The legal dispute, which led to the deportation statement, was submitted on behalf of five Venezuelans held in Texas, of which the lawyers stated that they would be wrongly accused of being members of the gang. As soon as the crime has been called, she warned that Trump could simply explain a Tren de Aragua member to someone and remove it from the country.

Boasberg banned the deportations of the Venezolans on Saturday morning, when the lawsuit was submitted, she only spent all people in federal custody who could be dependent on the afternoon after his hearing.
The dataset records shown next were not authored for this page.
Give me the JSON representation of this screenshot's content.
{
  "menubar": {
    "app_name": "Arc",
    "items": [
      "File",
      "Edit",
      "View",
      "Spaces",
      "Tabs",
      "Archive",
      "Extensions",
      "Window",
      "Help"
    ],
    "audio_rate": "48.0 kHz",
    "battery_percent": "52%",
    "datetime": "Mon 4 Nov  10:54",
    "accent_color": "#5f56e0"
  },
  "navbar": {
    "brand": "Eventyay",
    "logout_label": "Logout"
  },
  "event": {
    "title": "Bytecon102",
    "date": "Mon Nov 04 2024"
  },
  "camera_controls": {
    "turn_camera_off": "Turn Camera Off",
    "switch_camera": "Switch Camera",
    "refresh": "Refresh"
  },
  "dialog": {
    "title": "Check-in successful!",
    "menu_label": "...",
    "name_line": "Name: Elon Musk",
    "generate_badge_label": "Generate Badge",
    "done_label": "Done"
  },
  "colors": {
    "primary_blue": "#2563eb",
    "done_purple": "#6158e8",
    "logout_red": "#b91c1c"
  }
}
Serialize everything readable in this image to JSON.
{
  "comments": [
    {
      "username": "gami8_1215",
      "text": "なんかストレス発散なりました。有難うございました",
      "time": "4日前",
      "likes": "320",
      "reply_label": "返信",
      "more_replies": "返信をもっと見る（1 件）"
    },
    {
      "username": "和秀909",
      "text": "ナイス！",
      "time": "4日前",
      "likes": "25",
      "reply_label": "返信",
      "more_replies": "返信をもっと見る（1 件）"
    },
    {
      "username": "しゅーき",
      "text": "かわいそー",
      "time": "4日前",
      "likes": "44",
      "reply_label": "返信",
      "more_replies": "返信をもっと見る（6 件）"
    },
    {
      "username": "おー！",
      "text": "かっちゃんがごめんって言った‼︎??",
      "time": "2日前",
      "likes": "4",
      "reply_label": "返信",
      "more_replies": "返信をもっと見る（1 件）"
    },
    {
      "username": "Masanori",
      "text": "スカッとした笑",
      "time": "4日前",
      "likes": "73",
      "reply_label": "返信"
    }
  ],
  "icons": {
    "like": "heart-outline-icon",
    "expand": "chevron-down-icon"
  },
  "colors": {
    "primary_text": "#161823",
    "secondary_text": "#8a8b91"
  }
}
He noted that the law has never been used outside of a war in the congress and that the plaintiffs could successfully argue that Trump exceeded his legal authority to call it up.

The deportation of the deportations is up to 14 days and the immigrants remain in federal custody during this time. Boasberg planned a hearing on Friday to hear additional arguments in the case.

He said he had to act because the immigrants, whose deportations could actually violate the constitution, deserve a chance to hear their requests in court.

“As soon as they are outside the country,” said Boasberg, “I could do little.”